Tuesday, August 19, 2014

That's like, so 2001

MAY, 2013
Boston PD Tested Facial Recognition Software By Recording Every Face At Local Music Festivals (Daily Caller)
Concertgoers at last year’s annual Boston Calling music festivals weren’t just there to watch the show — they were watched themselves as test subjects for Boston police’ new facial recognition technology, which reportedly analyzed every attendee at the May and September two-day events.

Employees at IBM — the outside contractor involved in deploying the tech alongside Boston Police — planned the test of its Smart Surveillance System and Intelligent Video Analytics to execute “face capture” on “every person” at the concerts in 2013.


FEBRUARY, 2001
Welcome to the Snooper Bowl (Time)
In a move that has been both hailed and decried, the Tampa Bay police department used the occasion of Super Bowl XXXV to conduct a high-tech surveillance experiment on its unsuspecting guests. In total secrecy (but with the full cooperation of the National Football League), the faces of each of the games' 72,000 attendees were scanned and checked against a database of potential troublemakers. The news, first reported in the St.
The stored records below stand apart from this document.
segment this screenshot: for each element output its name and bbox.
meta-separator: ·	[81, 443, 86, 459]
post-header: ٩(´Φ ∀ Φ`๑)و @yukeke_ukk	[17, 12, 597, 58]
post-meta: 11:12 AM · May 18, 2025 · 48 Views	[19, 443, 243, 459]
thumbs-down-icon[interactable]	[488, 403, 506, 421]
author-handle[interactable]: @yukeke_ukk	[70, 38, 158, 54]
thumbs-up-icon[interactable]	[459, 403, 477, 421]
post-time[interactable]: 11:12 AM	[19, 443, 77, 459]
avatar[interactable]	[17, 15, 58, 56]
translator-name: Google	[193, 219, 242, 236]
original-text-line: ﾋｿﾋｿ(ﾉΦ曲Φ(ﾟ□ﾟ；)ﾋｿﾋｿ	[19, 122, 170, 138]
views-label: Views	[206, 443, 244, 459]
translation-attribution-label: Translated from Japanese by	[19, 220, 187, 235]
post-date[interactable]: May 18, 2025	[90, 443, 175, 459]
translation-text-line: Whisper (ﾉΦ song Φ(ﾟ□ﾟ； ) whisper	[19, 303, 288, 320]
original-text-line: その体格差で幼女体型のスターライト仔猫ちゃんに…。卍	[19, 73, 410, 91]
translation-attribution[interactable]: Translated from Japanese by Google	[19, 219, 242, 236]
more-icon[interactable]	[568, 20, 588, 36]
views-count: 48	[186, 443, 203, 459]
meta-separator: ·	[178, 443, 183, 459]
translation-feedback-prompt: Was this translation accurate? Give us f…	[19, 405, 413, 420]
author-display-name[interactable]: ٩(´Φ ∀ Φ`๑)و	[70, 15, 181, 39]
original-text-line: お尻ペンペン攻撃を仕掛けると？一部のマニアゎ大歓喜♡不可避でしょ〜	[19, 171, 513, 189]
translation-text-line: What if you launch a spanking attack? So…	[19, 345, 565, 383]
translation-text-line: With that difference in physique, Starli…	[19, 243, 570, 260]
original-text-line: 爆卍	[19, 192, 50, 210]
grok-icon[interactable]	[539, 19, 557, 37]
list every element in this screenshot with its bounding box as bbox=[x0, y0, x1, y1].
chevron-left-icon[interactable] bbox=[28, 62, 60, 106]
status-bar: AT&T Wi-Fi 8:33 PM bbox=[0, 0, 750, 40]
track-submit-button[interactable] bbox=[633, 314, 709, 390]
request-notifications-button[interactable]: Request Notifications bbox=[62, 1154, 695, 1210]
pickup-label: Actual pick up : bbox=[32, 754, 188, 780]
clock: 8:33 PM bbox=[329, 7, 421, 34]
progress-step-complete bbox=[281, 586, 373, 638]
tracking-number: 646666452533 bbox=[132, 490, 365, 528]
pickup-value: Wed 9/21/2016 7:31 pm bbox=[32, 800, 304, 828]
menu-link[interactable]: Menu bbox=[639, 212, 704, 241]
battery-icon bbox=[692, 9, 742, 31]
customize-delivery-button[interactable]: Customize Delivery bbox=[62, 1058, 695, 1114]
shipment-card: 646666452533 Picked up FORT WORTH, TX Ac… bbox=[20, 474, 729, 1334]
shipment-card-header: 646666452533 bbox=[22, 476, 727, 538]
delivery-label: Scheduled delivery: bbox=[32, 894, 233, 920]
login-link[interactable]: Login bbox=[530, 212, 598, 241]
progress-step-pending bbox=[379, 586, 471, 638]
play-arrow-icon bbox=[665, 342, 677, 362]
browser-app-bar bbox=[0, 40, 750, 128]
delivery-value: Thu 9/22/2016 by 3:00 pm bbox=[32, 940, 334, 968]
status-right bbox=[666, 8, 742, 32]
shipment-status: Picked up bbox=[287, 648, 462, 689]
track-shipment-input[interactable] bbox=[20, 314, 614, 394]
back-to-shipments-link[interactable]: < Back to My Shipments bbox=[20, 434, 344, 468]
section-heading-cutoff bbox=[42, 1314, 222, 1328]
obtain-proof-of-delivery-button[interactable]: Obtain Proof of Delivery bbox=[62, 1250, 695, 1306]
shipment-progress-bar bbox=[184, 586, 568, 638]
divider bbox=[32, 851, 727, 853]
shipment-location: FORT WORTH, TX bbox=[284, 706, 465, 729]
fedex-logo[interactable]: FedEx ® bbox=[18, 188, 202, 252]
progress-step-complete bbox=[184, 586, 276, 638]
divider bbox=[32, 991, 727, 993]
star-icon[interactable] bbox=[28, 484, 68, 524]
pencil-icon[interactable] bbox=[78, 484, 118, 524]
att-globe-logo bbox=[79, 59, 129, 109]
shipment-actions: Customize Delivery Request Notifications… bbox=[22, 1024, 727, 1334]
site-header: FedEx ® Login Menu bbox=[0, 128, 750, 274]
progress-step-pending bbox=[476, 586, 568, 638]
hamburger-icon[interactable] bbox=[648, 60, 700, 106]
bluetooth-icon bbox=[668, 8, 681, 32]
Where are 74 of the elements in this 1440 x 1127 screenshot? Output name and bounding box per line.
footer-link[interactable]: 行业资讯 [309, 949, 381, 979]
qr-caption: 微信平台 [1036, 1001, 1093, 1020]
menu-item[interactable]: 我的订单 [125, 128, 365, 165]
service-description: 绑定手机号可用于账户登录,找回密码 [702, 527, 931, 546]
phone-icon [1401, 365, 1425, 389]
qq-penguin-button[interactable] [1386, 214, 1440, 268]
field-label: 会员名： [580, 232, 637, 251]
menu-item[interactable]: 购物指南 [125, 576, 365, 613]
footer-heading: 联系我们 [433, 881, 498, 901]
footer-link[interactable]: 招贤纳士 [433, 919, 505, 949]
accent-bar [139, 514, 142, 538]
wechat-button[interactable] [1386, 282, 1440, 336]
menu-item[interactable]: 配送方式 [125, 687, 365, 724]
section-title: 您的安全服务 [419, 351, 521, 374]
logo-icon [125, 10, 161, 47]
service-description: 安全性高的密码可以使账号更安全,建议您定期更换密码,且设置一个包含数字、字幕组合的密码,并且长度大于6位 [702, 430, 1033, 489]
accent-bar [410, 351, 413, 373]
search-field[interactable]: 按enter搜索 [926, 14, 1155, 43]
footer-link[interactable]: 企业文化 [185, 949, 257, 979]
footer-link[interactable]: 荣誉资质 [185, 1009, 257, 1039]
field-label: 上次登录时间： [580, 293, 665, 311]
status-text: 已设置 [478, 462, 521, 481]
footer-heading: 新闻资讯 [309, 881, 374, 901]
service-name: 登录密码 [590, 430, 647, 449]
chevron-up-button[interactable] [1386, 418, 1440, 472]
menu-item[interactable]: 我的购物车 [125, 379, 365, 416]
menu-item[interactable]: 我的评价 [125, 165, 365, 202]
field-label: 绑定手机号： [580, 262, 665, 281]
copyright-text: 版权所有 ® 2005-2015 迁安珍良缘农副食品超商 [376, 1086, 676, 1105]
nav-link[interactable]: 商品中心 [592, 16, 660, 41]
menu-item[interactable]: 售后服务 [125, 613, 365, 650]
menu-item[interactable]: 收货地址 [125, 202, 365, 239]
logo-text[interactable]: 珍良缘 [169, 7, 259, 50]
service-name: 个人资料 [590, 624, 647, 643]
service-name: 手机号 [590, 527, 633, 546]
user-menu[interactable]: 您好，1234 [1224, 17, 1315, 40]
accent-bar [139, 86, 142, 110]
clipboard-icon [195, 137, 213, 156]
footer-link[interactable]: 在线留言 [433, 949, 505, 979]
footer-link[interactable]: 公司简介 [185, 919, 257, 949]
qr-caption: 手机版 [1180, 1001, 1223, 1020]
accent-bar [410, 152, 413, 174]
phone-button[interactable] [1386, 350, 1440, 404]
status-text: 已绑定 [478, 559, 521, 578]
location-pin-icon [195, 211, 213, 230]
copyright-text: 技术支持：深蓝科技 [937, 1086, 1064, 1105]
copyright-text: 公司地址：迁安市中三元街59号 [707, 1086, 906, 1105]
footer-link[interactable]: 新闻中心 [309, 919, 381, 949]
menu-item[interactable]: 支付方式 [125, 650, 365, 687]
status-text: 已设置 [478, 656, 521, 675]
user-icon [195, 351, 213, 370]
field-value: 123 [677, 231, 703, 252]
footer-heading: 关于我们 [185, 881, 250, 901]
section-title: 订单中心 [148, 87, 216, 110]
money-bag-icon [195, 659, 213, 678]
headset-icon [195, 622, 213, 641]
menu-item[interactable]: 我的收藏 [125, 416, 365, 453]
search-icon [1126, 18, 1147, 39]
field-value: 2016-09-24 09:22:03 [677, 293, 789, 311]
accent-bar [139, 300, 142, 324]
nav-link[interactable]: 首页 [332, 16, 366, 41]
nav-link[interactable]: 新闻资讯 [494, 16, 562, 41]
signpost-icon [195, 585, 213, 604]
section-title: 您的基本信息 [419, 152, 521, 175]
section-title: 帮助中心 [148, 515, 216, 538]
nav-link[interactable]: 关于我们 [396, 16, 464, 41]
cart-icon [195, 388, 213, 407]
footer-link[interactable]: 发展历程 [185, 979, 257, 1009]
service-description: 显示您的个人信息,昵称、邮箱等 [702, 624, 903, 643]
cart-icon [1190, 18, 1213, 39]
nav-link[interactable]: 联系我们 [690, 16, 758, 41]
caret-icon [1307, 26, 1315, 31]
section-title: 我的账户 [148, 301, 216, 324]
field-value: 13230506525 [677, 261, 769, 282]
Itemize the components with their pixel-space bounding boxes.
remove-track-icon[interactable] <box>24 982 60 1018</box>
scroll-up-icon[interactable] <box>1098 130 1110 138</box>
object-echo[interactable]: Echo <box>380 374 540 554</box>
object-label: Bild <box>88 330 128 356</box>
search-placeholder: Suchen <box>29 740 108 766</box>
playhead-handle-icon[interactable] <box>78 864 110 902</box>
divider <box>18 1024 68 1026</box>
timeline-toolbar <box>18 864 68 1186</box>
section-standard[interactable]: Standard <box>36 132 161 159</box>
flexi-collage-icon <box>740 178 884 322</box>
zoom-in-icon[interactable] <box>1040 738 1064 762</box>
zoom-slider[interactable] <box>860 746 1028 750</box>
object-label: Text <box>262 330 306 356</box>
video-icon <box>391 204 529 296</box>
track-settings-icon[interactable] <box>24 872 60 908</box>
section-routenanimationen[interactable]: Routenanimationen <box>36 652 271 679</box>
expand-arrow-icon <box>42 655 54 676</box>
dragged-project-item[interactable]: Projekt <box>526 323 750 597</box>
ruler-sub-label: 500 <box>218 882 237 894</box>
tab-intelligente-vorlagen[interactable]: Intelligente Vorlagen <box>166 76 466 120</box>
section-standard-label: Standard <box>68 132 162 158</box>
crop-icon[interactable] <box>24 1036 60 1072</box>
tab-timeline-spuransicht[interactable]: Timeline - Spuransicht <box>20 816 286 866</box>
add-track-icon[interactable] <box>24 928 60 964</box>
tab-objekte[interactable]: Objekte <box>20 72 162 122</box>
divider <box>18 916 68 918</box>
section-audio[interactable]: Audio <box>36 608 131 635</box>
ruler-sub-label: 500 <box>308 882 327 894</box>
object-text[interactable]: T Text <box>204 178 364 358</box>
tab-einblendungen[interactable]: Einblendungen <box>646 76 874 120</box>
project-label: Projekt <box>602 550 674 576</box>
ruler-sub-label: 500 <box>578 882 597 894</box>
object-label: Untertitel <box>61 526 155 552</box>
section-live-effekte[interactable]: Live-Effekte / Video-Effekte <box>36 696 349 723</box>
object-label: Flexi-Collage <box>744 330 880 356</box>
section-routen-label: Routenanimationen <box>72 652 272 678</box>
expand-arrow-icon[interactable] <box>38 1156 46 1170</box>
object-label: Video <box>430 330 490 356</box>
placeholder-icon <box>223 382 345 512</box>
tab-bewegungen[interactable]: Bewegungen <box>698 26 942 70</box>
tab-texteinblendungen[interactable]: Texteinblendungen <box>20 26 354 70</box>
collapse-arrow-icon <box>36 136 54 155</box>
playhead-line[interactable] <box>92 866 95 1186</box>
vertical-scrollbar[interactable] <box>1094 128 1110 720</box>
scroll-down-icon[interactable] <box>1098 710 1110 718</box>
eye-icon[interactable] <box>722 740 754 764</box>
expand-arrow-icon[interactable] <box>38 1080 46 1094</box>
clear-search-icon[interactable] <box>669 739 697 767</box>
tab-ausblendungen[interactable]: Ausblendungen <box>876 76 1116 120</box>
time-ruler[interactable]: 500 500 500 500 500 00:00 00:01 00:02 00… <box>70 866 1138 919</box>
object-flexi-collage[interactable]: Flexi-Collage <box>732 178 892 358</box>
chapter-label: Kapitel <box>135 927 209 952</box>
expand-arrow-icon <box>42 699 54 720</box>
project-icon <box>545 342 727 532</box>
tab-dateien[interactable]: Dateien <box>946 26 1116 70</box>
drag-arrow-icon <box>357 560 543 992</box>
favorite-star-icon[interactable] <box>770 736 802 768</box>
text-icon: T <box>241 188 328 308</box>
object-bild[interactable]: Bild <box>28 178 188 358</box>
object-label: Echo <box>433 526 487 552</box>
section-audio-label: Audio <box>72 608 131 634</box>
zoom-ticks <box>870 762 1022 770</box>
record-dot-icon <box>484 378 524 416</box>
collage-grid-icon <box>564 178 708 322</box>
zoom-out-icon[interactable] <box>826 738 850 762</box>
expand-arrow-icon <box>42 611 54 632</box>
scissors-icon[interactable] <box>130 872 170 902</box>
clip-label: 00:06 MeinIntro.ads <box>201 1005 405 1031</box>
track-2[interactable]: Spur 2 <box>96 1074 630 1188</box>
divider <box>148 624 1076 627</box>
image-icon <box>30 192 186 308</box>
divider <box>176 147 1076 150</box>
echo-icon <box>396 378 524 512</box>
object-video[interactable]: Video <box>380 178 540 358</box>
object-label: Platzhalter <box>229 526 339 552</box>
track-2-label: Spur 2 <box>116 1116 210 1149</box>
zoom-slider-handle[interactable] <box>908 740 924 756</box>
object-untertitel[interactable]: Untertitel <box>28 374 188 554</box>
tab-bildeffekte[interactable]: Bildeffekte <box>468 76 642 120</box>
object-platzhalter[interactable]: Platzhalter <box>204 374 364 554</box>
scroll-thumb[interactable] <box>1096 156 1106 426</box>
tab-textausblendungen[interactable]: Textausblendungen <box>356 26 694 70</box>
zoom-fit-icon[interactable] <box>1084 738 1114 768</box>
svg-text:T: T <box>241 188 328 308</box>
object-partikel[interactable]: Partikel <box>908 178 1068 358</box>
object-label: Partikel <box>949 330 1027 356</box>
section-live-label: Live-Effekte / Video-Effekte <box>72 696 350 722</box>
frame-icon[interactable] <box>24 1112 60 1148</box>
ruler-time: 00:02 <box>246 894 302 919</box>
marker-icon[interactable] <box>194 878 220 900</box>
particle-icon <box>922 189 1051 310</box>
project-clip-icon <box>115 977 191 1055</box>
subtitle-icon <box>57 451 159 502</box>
Petersburg Times, raises some urgent questions: is this the end of crime--or the end of privacy?

The surveillance system, FaceTrac, is based on technology originally developed at the Massachusetts Institute of Technology to teach computers to recognize their users, and was installed by a Pennsylvania firm called Graphco Technologies.
The technology and key personnel from Graphco were acquired by SecurLinx in 2003.